Veblen comenta a capacidade humana em atrelar-se ao ―faz de conta‖ quando tem como objetivo a justificação dos esportes. Sendo assim, finalidades institucionalizadas pelos indivíduos justificam o desenvolvimento dos esportes em suas justificativas e necessidades. Segundo Veblen, este atributo faz-se presente no comportamento humano devido ao desconforto costumeiramente gerado pelo instinto de trabalho eficiente frente a atividades fúteis. Sobre isso, Veblen ([1899] 2009, 176) comenta que “[t]he emulative predatory impulse – or the instinct of sportsmanship, as it might well be called – is essentially unstable in comparison with the primordial instinct of workmanship”. Segundo o autor, essa necessidade de uma justificativa no direcionamento de esforços fúteis – como no esporte, por exemplo – é não só necessária de ser feita, como também delata o desconforto de seu reconhecimento. Segundo Veblen, esta perspectiva faz com que a sociedade gere em sua consciência um juízo de valor a respeito do direcionamento desta característica primitiva dos indivíduos que, mesmo delatando o utilização de um ócio conspícuo, não justifica-se em ganho pecuniário de emulação.
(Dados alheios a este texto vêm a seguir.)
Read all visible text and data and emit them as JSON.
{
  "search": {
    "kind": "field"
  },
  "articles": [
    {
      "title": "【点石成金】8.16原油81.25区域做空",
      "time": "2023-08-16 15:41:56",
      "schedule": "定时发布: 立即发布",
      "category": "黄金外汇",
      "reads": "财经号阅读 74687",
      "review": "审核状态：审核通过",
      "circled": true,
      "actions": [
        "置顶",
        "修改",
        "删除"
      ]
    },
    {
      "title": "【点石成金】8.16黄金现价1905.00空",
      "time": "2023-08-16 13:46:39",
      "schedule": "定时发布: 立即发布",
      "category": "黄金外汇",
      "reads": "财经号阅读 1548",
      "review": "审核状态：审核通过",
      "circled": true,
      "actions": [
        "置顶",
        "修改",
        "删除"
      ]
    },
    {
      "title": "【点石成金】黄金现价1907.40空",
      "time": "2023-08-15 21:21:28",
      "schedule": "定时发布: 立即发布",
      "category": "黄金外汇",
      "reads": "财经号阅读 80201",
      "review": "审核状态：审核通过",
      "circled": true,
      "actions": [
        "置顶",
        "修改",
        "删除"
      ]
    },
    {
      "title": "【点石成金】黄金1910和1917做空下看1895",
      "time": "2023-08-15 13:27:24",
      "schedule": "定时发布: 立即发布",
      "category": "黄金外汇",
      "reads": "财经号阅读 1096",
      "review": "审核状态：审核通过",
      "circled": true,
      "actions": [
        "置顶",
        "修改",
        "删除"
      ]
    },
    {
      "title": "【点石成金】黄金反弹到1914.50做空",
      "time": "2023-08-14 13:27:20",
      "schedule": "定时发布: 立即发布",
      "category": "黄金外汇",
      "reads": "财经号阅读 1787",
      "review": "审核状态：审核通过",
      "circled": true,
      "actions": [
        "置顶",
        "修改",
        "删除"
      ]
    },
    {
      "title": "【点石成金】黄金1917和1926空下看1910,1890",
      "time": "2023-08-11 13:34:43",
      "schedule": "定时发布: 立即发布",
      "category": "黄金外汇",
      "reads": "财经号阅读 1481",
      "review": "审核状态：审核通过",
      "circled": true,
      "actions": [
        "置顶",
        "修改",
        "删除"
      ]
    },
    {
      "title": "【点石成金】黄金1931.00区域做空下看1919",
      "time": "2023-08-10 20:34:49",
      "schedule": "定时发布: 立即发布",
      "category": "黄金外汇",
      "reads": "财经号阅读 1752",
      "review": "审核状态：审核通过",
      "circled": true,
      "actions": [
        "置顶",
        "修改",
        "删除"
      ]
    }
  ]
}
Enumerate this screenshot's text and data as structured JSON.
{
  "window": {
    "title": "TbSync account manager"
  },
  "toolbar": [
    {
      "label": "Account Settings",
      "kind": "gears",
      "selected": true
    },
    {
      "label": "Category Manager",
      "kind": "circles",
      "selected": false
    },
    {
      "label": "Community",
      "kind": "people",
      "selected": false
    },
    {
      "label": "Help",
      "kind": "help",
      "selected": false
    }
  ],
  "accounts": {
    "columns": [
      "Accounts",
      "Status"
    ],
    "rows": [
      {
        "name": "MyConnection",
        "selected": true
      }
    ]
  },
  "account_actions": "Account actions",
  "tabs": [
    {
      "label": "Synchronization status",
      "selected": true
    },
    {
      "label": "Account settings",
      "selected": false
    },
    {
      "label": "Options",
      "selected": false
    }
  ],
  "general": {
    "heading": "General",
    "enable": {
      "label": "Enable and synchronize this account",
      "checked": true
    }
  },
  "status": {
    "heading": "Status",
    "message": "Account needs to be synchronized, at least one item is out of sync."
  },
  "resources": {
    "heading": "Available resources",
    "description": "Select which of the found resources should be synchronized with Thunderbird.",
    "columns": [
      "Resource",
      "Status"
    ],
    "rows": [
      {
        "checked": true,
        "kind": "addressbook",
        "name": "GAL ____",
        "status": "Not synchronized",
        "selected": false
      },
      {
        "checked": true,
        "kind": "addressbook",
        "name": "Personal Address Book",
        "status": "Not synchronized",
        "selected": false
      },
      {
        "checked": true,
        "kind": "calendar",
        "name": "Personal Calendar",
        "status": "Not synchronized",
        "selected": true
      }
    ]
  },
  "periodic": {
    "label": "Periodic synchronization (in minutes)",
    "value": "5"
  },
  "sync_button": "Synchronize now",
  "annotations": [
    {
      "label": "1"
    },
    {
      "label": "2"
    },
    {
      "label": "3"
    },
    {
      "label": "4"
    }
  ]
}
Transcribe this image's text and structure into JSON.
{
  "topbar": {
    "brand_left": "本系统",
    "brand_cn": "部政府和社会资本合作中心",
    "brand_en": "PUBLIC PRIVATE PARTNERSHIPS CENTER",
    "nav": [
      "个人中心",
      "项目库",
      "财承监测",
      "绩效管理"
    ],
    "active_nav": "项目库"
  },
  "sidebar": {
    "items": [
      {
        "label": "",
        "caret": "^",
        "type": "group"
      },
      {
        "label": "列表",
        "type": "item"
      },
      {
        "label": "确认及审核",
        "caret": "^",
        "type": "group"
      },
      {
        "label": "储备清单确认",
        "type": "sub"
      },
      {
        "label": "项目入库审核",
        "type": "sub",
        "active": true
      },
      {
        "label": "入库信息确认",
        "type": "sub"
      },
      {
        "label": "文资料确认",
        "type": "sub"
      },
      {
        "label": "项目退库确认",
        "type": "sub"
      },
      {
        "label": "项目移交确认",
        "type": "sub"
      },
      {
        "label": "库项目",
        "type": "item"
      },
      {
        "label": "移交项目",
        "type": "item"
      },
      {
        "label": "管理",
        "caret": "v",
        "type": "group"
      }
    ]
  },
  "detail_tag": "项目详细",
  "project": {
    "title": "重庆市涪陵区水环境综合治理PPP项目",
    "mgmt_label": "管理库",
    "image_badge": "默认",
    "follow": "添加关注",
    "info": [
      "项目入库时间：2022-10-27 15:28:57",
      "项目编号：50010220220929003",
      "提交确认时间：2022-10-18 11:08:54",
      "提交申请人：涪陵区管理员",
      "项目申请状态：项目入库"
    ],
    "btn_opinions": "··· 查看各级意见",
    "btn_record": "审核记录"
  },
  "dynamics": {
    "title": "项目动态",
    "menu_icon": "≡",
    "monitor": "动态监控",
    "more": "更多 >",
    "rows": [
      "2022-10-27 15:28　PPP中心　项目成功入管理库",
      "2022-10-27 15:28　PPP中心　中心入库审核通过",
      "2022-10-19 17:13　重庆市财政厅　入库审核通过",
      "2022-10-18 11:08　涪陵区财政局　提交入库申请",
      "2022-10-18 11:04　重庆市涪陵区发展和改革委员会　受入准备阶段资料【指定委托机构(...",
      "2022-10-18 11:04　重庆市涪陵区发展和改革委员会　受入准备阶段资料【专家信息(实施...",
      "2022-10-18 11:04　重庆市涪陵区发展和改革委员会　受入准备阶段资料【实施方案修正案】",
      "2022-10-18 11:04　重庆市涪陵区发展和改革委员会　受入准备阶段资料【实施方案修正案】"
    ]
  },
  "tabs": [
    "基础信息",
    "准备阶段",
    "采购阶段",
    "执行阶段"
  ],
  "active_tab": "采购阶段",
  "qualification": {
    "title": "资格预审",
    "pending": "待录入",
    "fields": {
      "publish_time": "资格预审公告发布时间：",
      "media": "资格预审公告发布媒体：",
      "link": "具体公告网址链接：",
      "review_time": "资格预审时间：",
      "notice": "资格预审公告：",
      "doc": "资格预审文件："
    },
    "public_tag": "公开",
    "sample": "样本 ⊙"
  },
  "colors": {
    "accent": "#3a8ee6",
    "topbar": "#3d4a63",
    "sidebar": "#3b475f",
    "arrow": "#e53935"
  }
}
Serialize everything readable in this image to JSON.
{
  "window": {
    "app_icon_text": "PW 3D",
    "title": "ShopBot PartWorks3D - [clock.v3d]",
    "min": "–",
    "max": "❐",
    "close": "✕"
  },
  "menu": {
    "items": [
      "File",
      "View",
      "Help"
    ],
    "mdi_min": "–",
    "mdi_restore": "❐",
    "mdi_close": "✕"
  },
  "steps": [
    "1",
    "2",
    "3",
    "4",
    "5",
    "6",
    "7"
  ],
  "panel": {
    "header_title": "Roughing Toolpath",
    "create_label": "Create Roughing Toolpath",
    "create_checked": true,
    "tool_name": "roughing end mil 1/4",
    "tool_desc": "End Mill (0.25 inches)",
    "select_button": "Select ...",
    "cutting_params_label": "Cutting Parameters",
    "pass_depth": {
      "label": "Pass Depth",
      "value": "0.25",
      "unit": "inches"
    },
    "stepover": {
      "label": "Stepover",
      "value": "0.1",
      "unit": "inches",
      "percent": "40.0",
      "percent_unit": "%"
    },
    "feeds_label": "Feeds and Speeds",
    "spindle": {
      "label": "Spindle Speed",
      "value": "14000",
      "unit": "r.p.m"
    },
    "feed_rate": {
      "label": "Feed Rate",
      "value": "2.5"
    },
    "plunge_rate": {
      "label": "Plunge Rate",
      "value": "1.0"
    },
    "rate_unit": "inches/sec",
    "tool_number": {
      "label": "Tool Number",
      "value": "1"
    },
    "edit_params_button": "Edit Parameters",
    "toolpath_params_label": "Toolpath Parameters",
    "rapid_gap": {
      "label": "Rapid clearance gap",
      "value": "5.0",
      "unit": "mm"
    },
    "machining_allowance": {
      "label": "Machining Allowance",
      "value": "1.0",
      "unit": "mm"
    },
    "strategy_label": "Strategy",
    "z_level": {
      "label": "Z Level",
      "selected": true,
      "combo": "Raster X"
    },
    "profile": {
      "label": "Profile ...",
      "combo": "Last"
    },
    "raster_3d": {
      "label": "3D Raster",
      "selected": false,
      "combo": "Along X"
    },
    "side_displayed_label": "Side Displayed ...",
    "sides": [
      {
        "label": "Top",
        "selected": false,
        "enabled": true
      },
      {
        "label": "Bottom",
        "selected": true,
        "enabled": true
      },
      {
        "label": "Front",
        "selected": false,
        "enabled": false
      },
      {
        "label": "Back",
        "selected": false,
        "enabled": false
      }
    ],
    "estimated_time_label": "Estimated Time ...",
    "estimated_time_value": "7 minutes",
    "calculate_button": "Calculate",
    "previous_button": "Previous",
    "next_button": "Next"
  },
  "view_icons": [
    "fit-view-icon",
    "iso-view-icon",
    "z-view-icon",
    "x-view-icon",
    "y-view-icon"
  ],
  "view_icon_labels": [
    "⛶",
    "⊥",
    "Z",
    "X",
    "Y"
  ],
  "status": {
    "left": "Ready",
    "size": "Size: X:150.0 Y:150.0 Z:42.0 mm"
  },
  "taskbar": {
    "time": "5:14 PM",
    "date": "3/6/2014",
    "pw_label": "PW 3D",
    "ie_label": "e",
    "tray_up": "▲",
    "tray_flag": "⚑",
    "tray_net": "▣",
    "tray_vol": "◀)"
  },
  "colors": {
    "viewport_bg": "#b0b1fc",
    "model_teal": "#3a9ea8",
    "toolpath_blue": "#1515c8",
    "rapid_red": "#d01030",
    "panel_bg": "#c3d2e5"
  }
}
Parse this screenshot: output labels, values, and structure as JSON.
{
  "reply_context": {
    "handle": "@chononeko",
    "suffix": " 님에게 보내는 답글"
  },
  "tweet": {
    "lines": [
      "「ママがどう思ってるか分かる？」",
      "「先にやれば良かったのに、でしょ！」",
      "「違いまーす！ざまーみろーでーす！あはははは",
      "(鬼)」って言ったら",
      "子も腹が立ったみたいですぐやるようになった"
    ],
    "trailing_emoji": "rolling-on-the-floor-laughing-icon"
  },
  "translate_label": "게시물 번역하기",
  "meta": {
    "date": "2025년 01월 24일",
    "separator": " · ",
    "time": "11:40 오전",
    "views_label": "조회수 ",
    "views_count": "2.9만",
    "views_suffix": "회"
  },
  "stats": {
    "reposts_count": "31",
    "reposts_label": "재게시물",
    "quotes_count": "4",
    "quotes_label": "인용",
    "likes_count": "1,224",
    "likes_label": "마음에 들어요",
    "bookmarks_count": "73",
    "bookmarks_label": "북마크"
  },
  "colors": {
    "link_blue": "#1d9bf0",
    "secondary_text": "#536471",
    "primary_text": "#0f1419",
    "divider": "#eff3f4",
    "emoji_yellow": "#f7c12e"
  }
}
Finalizando suas considerações sobre os sobreviventes modernos da proeza, Veblen destaca que este tipo de alteração sucede-se, conforme já visto, de acordo com as diferentes condições e necessidades da organização social. Conforme as guerras e demais demonstrações primitivas de proeza mostram-se obsoletas e infundadas para a ―civilidade‖ contemporânea, novas formas de demonstração são necessárias. Segundo o autor, estas novas formas de proeza pautam-se cada vez mais nos atributos pecuniários de emulação e projeção socioeconômica. Por este motivo, Veblen atribui a manifestação das proezas numa perspectiva moderna a duas principais direções: a força e a fraude. Sendo a primeira ainda um resquício primitivo da demonstração de poder e honraria, e a segunda uma modificação adaptativa às novas demandas do mundo industrial moderno. Afinal, a proeza tem a finalidade de demonstrar capacidade de superação e destaque frente a determinado obstáculo ou desafio. Vivendo em um mundo de comparativos, status e projeção emulativa de riqueza e poder, a fraude se faz grande ferramenta de proeza.